Corporate data exposure as the result of a lost and stolen mobile device is among the chief concerns of most CISOs, according to security experts. Juniper said its analysis of its mobile security suite user base found that only 1.5 percent had to wipe data from the devices, "suggesting that the majority of lost devices are eventually found."
A key point on remote wiping advocated by security policy experts: Tell employees to first phone the IT desk if their mobile device is lost or stolen. If the cell carrier takes the device offline, IT teams won't be able to wipe it.
Juniper said its mobile researchers found evidence of at least one infection on 3.1 percent of enterprise mobile devices running Junos Pulse, the company's corporate mobile security suite.
Most of the infections are risky mobile apps labeled as spyware. The company said the infection raises the alarm about the potential for cybercriminals to target corporate data through a mobile device attack.
Juniper said 92 percent of mobile malware targets Google Android, making it the most attacked mobile platform. Juniper points out that 77 percent of Android threats could be eliminated if all Android devices had the latest OS. Currently, only 4 percent of Android devices are running Jelly Bean, the mobile platform's latest version. This is due to a variety of factors, including the fact that Android runs on a wide variety of hardware.
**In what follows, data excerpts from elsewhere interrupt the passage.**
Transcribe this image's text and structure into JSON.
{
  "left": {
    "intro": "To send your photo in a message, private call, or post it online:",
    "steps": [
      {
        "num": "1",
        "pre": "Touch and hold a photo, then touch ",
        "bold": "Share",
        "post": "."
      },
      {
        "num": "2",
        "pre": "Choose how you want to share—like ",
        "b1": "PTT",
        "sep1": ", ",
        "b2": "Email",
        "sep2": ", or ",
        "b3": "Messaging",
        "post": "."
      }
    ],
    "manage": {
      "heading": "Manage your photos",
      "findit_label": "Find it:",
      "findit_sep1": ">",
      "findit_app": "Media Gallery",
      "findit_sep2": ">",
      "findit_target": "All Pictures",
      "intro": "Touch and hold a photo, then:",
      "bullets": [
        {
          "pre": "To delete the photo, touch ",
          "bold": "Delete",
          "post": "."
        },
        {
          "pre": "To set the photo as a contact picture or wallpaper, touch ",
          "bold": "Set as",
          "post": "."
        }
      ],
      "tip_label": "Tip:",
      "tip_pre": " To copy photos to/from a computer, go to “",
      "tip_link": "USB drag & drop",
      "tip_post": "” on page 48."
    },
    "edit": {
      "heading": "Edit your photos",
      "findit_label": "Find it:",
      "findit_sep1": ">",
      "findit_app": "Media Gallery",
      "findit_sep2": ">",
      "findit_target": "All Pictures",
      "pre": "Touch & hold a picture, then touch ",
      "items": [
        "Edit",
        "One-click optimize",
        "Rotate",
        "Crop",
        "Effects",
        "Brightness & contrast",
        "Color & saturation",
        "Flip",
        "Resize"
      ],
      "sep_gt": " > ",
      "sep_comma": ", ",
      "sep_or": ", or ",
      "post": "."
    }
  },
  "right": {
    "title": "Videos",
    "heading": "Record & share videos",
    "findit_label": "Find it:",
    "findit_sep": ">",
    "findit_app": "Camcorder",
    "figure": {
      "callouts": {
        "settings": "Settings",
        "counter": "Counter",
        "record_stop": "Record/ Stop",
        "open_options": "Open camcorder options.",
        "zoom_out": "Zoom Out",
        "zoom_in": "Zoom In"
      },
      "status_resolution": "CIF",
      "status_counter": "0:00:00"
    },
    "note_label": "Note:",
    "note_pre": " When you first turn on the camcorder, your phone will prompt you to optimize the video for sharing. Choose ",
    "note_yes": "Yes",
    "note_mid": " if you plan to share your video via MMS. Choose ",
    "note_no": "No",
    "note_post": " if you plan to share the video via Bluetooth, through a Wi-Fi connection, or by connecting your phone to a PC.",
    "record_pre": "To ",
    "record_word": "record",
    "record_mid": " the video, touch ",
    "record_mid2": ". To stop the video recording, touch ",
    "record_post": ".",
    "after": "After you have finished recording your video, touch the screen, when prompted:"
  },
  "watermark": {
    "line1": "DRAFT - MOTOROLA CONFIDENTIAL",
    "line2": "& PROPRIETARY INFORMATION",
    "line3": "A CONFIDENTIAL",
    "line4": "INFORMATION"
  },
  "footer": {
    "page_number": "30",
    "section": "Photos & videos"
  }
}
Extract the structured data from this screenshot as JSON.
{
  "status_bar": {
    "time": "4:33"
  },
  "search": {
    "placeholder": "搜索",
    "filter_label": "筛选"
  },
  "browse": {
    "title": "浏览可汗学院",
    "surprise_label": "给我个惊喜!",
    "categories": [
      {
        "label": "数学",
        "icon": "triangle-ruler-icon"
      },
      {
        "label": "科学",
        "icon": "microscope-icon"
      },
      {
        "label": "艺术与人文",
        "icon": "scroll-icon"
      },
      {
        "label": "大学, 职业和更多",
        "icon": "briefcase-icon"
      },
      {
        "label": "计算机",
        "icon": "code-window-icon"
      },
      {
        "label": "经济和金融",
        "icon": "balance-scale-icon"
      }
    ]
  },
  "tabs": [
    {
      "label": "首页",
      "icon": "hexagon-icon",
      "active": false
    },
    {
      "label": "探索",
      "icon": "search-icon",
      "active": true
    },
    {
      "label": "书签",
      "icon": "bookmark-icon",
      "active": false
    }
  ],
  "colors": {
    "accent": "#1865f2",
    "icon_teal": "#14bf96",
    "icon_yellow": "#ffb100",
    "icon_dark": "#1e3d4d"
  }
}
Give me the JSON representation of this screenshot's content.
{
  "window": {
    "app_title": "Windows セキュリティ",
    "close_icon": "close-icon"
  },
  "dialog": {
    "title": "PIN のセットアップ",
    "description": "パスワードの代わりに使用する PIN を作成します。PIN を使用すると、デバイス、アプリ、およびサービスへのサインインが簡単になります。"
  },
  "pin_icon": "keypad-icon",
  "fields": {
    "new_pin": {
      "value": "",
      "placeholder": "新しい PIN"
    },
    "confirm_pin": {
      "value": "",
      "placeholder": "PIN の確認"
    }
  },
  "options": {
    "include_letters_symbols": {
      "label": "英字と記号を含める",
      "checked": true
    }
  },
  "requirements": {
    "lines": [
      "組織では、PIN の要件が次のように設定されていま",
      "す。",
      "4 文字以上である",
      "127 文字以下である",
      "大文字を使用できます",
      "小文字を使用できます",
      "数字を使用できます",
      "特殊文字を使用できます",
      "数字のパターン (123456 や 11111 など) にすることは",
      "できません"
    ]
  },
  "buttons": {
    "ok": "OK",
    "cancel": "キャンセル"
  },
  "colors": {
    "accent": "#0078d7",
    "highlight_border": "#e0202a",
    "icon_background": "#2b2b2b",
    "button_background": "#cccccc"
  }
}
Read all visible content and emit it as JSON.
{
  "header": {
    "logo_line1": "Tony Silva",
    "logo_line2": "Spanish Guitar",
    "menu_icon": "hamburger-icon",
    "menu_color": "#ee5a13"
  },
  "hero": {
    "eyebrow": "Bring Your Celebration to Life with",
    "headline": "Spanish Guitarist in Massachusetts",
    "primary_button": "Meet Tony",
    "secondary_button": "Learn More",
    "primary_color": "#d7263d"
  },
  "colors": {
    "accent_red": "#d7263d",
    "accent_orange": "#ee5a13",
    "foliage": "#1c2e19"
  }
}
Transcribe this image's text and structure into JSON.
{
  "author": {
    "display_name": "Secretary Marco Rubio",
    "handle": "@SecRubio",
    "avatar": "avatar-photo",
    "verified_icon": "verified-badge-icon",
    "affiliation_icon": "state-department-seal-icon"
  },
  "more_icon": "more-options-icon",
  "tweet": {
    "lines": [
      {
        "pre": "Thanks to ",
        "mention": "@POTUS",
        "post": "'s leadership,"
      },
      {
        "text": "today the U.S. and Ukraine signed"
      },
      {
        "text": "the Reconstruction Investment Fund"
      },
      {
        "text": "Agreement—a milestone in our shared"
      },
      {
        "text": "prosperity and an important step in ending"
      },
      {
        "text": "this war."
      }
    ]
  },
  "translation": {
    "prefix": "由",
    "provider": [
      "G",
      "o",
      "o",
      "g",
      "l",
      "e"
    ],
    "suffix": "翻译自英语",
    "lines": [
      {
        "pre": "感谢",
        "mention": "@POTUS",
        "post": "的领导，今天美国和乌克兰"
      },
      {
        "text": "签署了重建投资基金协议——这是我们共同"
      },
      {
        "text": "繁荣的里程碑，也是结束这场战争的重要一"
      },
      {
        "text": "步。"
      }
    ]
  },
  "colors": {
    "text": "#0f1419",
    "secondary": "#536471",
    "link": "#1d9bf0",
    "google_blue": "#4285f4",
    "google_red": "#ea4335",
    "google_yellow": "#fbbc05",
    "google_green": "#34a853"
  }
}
Juniper cites Google's decentralized ecosystem as the main reason for it being difficult to get software updates, including security patches, out to Android users. Updates must be tested by handset makers and distributed to carriers that push it out to their customers.
Juniper said its researchers identified more than 500 third-party application stores hosting mobile malware. Many stores are based in China and Russia, locations that are infamous for malware and financially motivated cybercrime. Android device owners can easily use them to download apps, but the stores also serve jailbroken iOS devices. Juniper estimates about several million iPhone and iPads are manipulated to side-load apps.
Text messaging attacks have been a favorite of attackers and the first one appeared on GSM mobile devices in 2000. Symbian phones were the primary targets but as their popularity declined, attacks targeting Android devices increased significantly. The first SMS Trojan targeting Android devices appeared in 2009.
SMS Trojans and fake installer malware are designed to make cybercriminals a quick and easy profit, Juniper said. Attackers rack up premium text messaging charges on a victim's phone bill. Fake installers masquerade as legitimate mobile apps but require users to pay attackers via premium SMS. The attacks make up 73 percent of all malware sampled by Juniper researchers. Each successful attack provides $10 in immediate profit, Juniper said.